An installment of 30 billion Euros has been drawn from the 100 billion package that had been previously announced so that the Financial Stability Fund can help out the banks on a case by case basis. The only conditions attached – which do however need to be laid out in more detail – are to be restricted to the financial sector, since, without ever having had to be formally requested, budgetary cuts have already been carried out by the Government; a nice little concession.

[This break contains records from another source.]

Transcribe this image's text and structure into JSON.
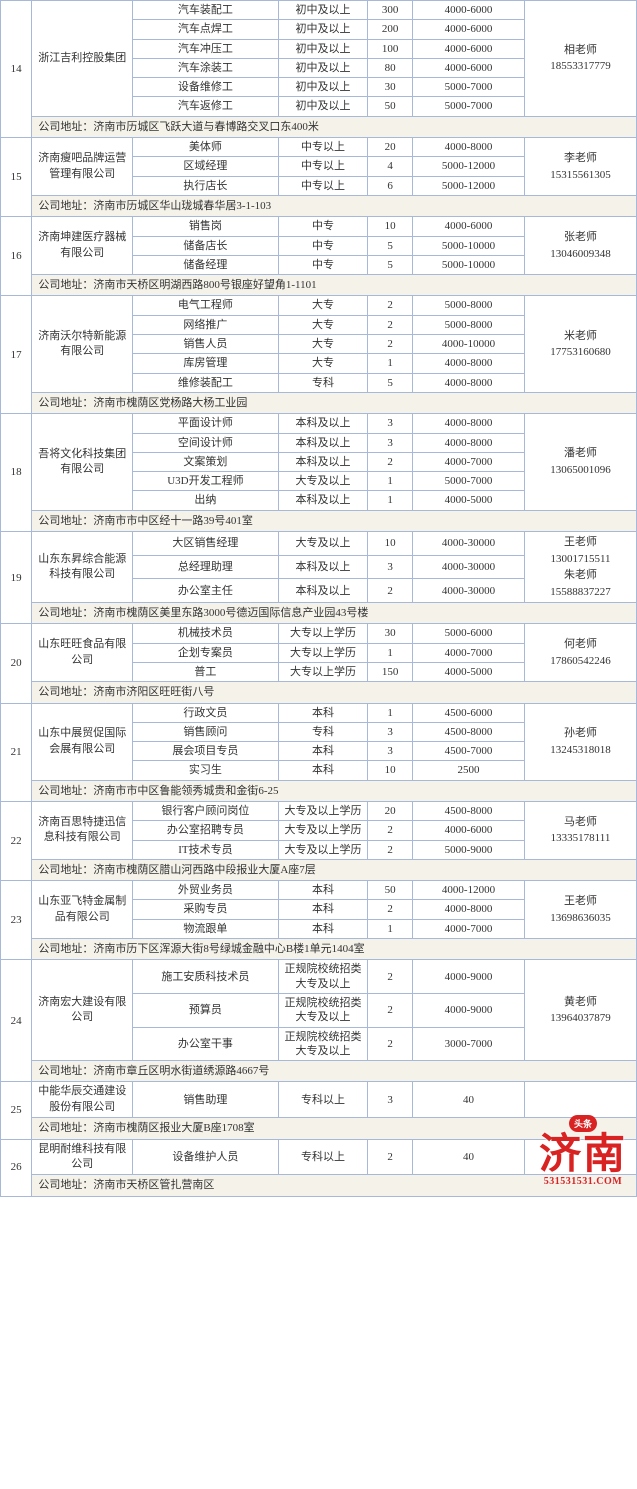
{
  "companies": [
    {
      "idx": "14",
      "name": "浙江吉利控股集团",
      "contact": "相老师\n18553317779",
      "jobs": [
        {
          "title": "汽车装配工",
          "edu": "初中及以上",
          "count": "300",
          "salary": "4000-6000"
        },
        {
          "title": "汽车点焊工",
          "edu": "初中及以上",
          "count": "200",
          "salary": "4000-6000"
        },
        {
          "title": "汽车冲压工",
          "edu": "初中及以上",
          "count": "100",
          "salary": "4000-6000"
        },
        {
          "title": "汽车涂装工",
          "edu": "初中及以上",
          "count": "80",
          "salary": "4000-6000"
        },
        {
          "title": "设备维修工",
          "edu": "初中及以上",
          "count": "30",
          "salary": "5000-7000"
        },
        {
          "title": "汽车返修工",
          "edu": "初中及以上",
          "count": "50",
          "salary": "5000-7000"
        }
      ],
      "addr": "公司地址：济南市历城区飞跃大道与春博路交叉口东400米"
    },
    {
      "idx": "15",
      "name": "济南瘦吧品牌运营管理有限公司",
      "contact": "李老师\n15315561305",
      "jobs": [
        {
          "title": "美体师",
          "edu": "中专以上",
          "count": "20",
          "salary": "4000-8000"
        },
        {
          "title": "区域经理",
          "edu": "中专以上",
          "count": "4",
          "salary": "5000-12000"
        },
        {
          "title": "执行店长",
          "edu": "中专以上",
          "count": "6",
          "salary": "5000-12000"
        }
      ],
      "addr": "公司地址：济南市历城区华山珑城春华居3-1-103"
    },
    {
      "idx": "16",
      "name": "济南坤建医疗器械有限公司",
      "contact": "张老师\n13046009348",
      "jobs": [
        {
          "title": "销售岗",
          "edu": "中专",
          "count": "10",
          "salary": "4000-6000"
        },
        {
          "title": "储备店长",
          "edu": "中专",
          "count": "5",
          "salary": "5000-10000"
        },
        {
          "title": "储备经理",
          "edu": "中专",
          "count": "5",
          "salary": "5000-10000"
        }
      ],
      "addr": "公司地址：济南市天桥区明湖西路800号银座好望角1-1101"
    },
    {
      "idx": "17",
      "name": "济南沃尔特新能源有限公司",
      "contact": "米老师\n17753160680",
      "jobs": [
        {
          "title": "电气工程师",
          "edu": "大专",
          "count": "2",
          "salary": "5000-8000"
        },
        {
          "title": "网络推广",
          "edu": "大专",
          "count": "2",
          "salary": "5000-8000"
        },
        {
          "title": "销售人员",
          "edu": "大专",
          "count": "2",
          "salary": "4000-10000"
        },
        {
          "title": "库房管理",
          "edu": "大专",
          "count": "1",
          "salary": "4000-8000"
        },
        {
          "title": "维修装配工",
          "edu": "专科",
          "count": "5",
          "salary": "4000-8000"
        }
      ],
      "addr": "公司地址：济南市槐荫区党杨路大杨工业园"
    },
    {
      "idx": "18",
      "name": "吾将文化科技集团有限公司",
      "contact": "潘老师\n13065001096",
      "jobs": [
        {
          "title": "平面设计师",
          "edu": "本科及以上",
          "count": "3",
          "salary": "4000-8000"
        },
        {
          "title": "空间设计师",
          "edu": "本科及以上",
          "count": "3",
          "salary": "4000-8000"
        },
        {
          "title": "文案策划",
          "edu": "本科及以上",
          "count": "2",
          "salary": "4000-7000"
        },
        {
          "title": "U3D开发工程师",
          "edu": "大专及以上",
          "count": "1",
          "salary": "5000-7000"
        },
        {
          "title": "出纳",
          "edu": "本科及以上",
          "count": "1",
          "salary": "4000-5000"
        }
      ],
      "addr": "公司地址：济南市市中区经十一路39号401室"
    },
    {
      "idx": "19",
      "name": "山东东昇综合能源科技有限公司",
      "contact": "王老师\n13001715511\n朱老师\n15588837227",
      "jobs": [
        {
          "title": "大区销售经理",
          "edu": "大专及以上",
          "count": "10",
          "salary": "4000-30000"
        },
        {
          "title": "总经理助理",
          "edu": "本科及以上",
          "count": "3",
          "salary": "4000-30000"
        },
        {
          "title": "办公室主任",
          "edu": "本科及以上",
          "count": "2",
          "salary": "4000-30000"
        }
      ],
      "addr": "公司地址：济南市槐荫区美里东路3000号德迈国际信息产业园43号楼"
    },
    {
      "idx": "20",
      "name": "山东旺旺食品有限公司",
      "contact": "何老师\n17860542246",
      "jobs": [
        {
          "title": "机械技术员",
          "edu": "大专以上学历",
          "count": "30",
          "salary": "5000-6000"
        },
        {
          "title": "企划专案员",
          "edu": "大专以上学历",
          "count": "1",
          "salary": "4000-7000"
        },
        {
          "title": "普工",
          "edu": "大专以上学历",
          "count": "150",
          "salary": "4000-5000"
        }
      ],
      "addr": "公司地址：济南市济阳区旺旺街八号"
    },
    {
      "idx": "21",
      "name": "山东中展贸促国际会展有限公司",
      "contact": "孙老师\n13245318018",
      "jobs": [
        {
          "title": "行政文员",
          "edu": "本科",
          "count": "1",
          "salary": "4500-6000"
        },
        {
          "title": "销售顾问",
          "edu": "专科",
          "count": "3",
          "salary": "4500-8000"
        },
        {
          "title": "展会项目专员",
          "edu": "本科",
          "count": "3",
          "salary": "4500-7000"
        },
        {
          "title": "实习生",
          "edu": "本科",
          "count": "10",
          "salary": "2500"
        }
      ],
      "addr": "公司地址：济南市市中区鲁能领秀城贵和金街6-25"
    },
    {
      "idx": "22",
      "name": "济南百思特捷迅信息科技有限公司",
      "contact": "马老师\n13335178111",
      "jobs": [
        {
          "title": "银行客户顾问岗位",
          "edu": "大专及以上学历",
          "count": "20",
          "salary": "4500-8000"
        },
        {
          "title": "办公室招聘专员",
          "edu": "大专及以上学历",
          "count": "2",
          "salary": "4000-6000"
        },
        {
          "title": "IT技术专员",
          "edu": "大专及以上学历",
          "count": "2",
          "salary": "5000-9000"
        }
      ],
      "addr": "公司地址：济南市槐荫区腊山河西路中段报业大厦A座7层"
    },
    {
      "idx": "23",
      "name": "山东亚飞特金属制品有限公司",
      "contact": "王老师\n13698636035",
      "jobs": [
        {
          "title": "外贸业务员",
          "edu": "本科",
          "count": "50",
          "salary": "4000-12000"
        },
        {
          "title": "采购专员",
          "edu": "本科",
          "count": "2",
          "salary": "4000-8000"
        },
        {
          "title": "物流跟单",
          "edu": "本科",
          "count": "1",
          "salary": "4000-7000"
        }
      ],
      "addr": "公司地址：济南市历下区浑源大街8号绿城金融中心B楼1单元1404室"
    },
    {
      "idx": "24",
      "name": "济南宏大建设有限公司",
      "contact": "黄老师\n13964037879",
      "jobs": [
        {
          "title": "施工安质科技术员",
          "edu": "正规院校统招类大专及以上",
          "count": "2",
          "salary": "4000-9000"
        },
        {
          "title": "预算员",
          "edu": "正规院校统招类大专及以上",
          "count": "2",
          "salary": "4000-9000"
        },
        {
          "title": "办公室干事",
          "edu": "正规院校统招类大专及以上",
          "count": "2",
          "salary": "3000-7000"
        }
      ],
      "addr": "公司地址：济南市章丘区明水街道绣源路4667号"
    },
    {
      "idx": "25",
      "name": "中能华辰交通建设股份有限公司",
      "contact": "",
      "jobs": [
        {
          "title": "销售助理",
          "edu": "专科以上",
          "count": "3",
          "salary": "40"
        }
      ],
      "addr": "公司地址：济南市槐荫区报业大厦B座1708室"
    },
    {
      "idx": "26",
      "name": "昆明耐维科技有限公司",
      "contact": "",
      "jobs": [
        {
          "title": "设备维护人员",
          "edu": "专科以上",
          "count": "2",
          "salary": "40"
        }
      ],
      "addr": "公司地址：济南市天桥区管扎营南区"
    }
  ],
  "watermark": {
    "badge": "头条",
    "big": "济南",
    "url": "531531531.COM"
  },
  "colors": {
    "border": "#a8b8d8",
    "addr_bg": "#f5f2ea",
    "watermark": "#d92323"
  }
}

These first payments, which are expected to be made before the end of the month, will be transferred via the Government and recorded in its deficit, which puts into proper perspective the extra year granted to reduce the deficit ….. A smoke screen obscures the question of whether state guarantees will or will not be needed for future ESM interventions. While this condition cannot be formally applied to the set of measures being drawn up, it is clear that it will be the state itself which will reimburse the aid, which basically amounts to the same thing. This latter, having refused the creation of a bad bank to house the depreciated assets of those banks which are benefitting from European aid, are likely to set up a structure which has exactly the same goal, without the name, and which effectively obliges the state to bear the burden of any further losses incurred.

After all of these measures, the link between public and private debt is just as tightly-knit as before – quite the contrary of what had been hoped for!

The other unresolved issues, Greece, Cyprus, and the design of the banking Union, will have to wait. Either until the next meeting on the 20th July, which already has a saturated agenda, either – with regard to the last point – until the month of September, on the condition that the European Commission can supply for this date a detailed report…. The subject is described as very complicated by Wolfgang Schäuble, which is normally a pretext for putting something on hold.

And what about the fate of Italy in all this, where the situation continues to rapidly deteriorate? This particular case is being kept aside for new improvisations at some future date.